カセキホリダー

体験版しかプレイした記憶がない。製品版は買わず、マクドナルドに行くたびに母親の隣でDSをWi-Fiに繋ぎ、その場限りの楽しみを味わっていた。そのカセキホリダーも、高校以来の友人が中古で購入していたのをInstagramで見かけた。何故今更。

とか言っても、何となく気持ちはわかってしまう。ぼくもこの間、衝動的にドラゴンボールヒーローズがプレイしたくなり(それも3DS版)、わざわざ机のどこかしらから引っ張り出して触ってみたのだが、どのようなデッキをどのような構成で組んでいたのかまったくわからなくなり、カードを眺めるだけでやめた。思い出を掘り起こすだけ掘り起こして、由来不明の引っ掻き傷程度の感傷を少しばかり付けられただけ。記憶のカセキホリダー

そして今し方、僕は別の化石を掘り出した。これは何となく発掘したわけではなく必要だから探し当てたのだが、なかなかの年季もの。小学生の頃、合唱部にいた時に世話になった楽譜だ。というのも、授業で楽譜が必要になって新しく買う金がない為の手段だったのだが、開けてみると懐かしい書き込みばかり。しかも一見意味不明なのだが、ぼくの脳にはどうやら未だに解読コードが刻み込まれていたらしく、歌い方のニュアンスや子音の使い方。ブレスのタイミングまでほとんどが読み取れた。

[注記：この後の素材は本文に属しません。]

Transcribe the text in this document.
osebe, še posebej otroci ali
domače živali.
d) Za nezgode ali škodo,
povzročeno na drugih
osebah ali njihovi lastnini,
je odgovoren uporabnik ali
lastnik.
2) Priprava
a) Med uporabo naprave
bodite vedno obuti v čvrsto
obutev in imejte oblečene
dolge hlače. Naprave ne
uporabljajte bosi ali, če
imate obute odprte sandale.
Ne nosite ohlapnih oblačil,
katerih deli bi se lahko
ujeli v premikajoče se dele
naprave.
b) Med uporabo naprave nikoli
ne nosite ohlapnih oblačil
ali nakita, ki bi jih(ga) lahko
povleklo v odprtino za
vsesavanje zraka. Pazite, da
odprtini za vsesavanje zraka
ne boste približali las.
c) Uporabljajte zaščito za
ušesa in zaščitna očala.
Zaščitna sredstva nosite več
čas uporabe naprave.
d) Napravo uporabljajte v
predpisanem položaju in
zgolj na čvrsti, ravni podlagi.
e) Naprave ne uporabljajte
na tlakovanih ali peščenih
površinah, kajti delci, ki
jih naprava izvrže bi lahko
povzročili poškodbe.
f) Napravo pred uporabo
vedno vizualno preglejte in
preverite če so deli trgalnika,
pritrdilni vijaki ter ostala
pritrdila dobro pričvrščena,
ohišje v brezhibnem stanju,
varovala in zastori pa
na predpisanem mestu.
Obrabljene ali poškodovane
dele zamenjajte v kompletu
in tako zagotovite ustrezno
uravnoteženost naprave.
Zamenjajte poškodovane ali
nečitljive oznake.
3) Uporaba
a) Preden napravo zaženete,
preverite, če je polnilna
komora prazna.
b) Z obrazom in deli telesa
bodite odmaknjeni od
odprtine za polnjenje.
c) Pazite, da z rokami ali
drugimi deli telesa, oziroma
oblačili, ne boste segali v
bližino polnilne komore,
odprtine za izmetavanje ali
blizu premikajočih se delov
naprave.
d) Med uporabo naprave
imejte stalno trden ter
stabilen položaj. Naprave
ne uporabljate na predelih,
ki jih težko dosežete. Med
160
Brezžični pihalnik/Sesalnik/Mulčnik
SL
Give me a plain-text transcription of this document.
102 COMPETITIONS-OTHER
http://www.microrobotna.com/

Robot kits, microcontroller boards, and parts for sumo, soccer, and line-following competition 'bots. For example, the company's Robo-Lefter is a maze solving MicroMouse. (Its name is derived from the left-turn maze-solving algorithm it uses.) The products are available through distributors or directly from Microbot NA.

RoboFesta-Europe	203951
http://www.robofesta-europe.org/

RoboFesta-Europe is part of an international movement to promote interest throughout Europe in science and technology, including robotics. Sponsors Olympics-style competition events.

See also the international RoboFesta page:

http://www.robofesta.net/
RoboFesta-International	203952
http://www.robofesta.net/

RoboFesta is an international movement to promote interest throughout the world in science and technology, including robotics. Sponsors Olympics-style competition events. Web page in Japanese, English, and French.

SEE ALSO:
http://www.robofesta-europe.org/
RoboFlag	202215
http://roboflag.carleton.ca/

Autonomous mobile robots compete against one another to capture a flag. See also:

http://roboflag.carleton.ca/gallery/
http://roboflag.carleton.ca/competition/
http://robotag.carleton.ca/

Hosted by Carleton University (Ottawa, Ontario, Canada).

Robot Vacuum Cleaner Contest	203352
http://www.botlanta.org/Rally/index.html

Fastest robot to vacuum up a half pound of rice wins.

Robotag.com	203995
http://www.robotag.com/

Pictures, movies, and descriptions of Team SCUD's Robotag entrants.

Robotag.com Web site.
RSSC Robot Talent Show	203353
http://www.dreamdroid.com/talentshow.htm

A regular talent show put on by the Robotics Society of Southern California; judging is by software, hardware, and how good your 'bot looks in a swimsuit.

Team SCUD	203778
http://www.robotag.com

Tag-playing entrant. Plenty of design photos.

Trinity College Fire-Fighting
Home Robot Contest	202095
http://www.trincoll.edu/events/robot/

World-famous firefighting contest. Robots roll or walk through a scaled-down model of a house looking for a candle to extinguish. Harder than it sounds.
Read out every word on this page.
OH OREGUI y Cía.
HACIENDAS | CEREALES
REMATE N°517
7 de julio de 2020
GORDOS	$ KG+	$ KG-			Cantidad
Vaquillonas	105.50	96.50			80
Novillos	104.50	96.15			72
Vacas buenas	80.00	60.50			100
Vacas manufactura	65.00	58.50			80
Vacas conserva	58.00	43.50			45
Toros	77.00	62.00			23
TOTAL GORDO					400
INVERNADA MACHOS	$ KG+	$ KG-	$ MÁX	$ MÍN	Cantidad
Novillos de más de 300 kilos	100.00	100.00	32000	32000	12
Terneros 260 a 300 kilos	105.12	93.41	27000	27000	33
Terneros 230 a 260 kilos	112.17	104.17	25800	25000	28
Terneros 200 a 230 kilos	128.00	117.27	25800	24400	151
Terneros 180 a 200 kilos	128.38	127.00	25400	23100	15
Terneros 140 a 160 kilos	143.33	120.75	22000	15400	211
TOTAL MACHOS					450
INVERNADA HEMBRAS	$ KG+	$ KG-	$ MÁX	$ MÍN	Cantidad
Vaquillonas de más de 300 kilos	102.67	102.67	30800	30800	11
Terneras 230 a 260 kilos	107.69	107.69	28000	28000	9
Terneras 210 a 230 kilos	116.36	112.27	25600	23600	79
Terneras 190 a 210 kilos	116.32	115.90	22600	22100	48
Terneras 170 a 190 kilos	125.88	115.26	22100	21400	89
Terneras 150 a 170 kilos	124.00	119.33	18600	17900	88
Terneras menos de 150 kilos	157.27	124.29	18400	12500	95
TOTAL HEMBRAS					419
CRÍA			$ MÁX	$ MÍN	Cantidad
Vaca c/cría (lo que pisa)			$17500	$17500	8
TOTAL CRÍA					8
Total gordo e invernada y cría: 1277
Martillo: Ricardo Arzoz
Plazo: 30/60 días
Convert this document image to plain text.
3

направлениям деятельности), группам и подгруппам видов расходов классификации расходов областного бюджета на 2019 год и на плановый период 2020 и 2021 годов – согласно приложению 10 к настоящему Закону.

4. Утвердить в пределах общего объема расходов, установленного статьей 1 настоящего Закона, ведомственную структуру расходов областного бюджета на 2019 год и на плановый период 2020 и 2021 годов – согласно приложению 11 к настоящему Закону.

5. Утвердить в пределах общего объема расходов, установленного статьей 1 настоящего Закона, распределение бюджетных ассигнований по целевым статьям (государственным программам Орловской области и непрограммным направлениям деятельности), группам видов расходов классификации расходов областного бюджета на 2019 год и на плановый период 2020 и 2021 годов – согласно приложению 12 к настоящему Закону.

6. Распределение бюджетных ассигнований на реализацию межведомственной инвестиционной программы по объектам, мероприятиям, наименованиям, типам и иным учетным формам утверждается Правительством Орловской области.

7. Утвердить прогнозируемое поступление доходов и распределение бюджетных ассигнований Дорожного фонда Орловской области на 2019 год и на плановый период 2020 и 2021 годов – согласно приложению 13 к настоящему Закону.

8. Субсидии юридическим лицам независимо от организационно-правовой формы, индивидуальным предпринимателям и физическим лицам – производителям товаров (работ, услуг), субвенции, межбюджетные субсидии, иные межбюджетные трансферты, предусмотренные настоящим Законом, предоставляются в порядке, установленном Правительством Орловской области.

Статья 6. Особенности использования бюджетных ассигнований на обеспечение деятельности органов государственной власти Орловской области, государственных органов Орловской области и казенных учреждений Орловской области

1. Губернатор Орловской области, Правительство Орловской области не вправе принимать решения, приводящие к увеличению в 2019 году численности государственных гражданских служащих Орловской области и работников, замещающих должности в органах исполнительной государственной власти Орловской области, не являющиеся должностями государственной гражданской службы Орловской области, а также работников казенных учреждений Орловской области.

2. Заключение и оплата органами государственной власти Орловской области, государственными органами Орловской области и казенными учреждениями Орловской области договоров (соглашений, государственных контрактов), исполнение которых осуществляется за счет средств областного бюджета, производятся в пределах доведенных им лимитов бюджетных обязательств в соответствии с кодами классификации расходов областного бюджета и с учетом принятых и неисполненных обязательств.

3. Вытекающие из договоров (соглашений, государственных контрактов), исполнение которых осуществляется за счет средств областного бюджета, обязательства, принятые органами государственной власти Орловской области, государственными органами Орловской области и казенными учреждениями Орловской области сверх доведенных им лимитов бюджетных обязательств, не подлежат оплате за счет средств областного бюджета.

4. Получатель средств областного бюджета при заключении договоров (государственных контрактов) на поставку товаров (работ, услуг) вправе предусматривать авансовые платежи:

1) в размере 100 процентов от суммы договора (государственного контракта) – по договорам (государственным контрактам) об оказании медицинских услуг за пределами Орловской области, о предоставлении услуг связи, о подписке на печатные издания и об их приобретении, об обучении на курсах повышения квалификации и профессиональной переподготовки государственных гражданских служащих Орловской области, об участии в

なんて真摯なやつ、と小学生のぼくに声をかけてやりたくなった。この頃は勉強そっちのけで歌やダンスに夢中だった。どこから湧いてくるのかは知らないが、無尽蔵に現れる狂気すら滲む衝動が、ぼくをひたすらに突き動かしていた気がする。わけもないのにひたすら歌って踊る。何が楽しかったのか、今のぼくにはわからない。ただこの内から湧き出る穢れのない欲求が尽きるとは思ってもみなかっただろうし、実際それが尽きてみると、それがどうしてぼくの中にあったのかがわからない。過去のぼくと現実のぼくが剥離している気がする。実際、小さい頃の美声はドブに捨てて、今はマイクと客に向かってがなりたてているし。

あれは誰だったんだろう、とぼんやり考えてみる。攻殻機動隊みたいに、存在しない記憶をどこかで埋め込まれたのかもしれない。そうだと少し怖いが、現実とアニメの区別はまだ付いている。とはいえあれがぼくであった確証というのも、実は薄弱だ。ぼくという人間がどこかで本質からひっくり返ってしまったのか、地続きであることが嘘のように思える。あの頃の屈託のないぼくの笑顔は何処。

古い思い出ってこれだから。拒絶しているわけでもないのに、何となく足枷を付けられた気になる。重たくて痛い。こういうのを抱えて生きていくのが、時折憂鬱の種になったりする。

多分、綺麗すぎるのだろう。あの頃より随分荒んだ自覚はあるし、趣味嗜好も、根幹は変わっていないだろうが、変異は多少なりともある。それも邪な思いたっぷりのものだって。だから小さい頃のぼくに、何となく申し訳なくなる。真っ直ぐやってたのにごめんな、と。

誰かの誇りでありたいと思ったことはない。でも、過去の自分に誇れる人間でありたいとは思う。多分、手遅れだろうか。あの愚直な少年に聞いてみたいもんだ。カセキホリダーを買わなかった、あの少年に。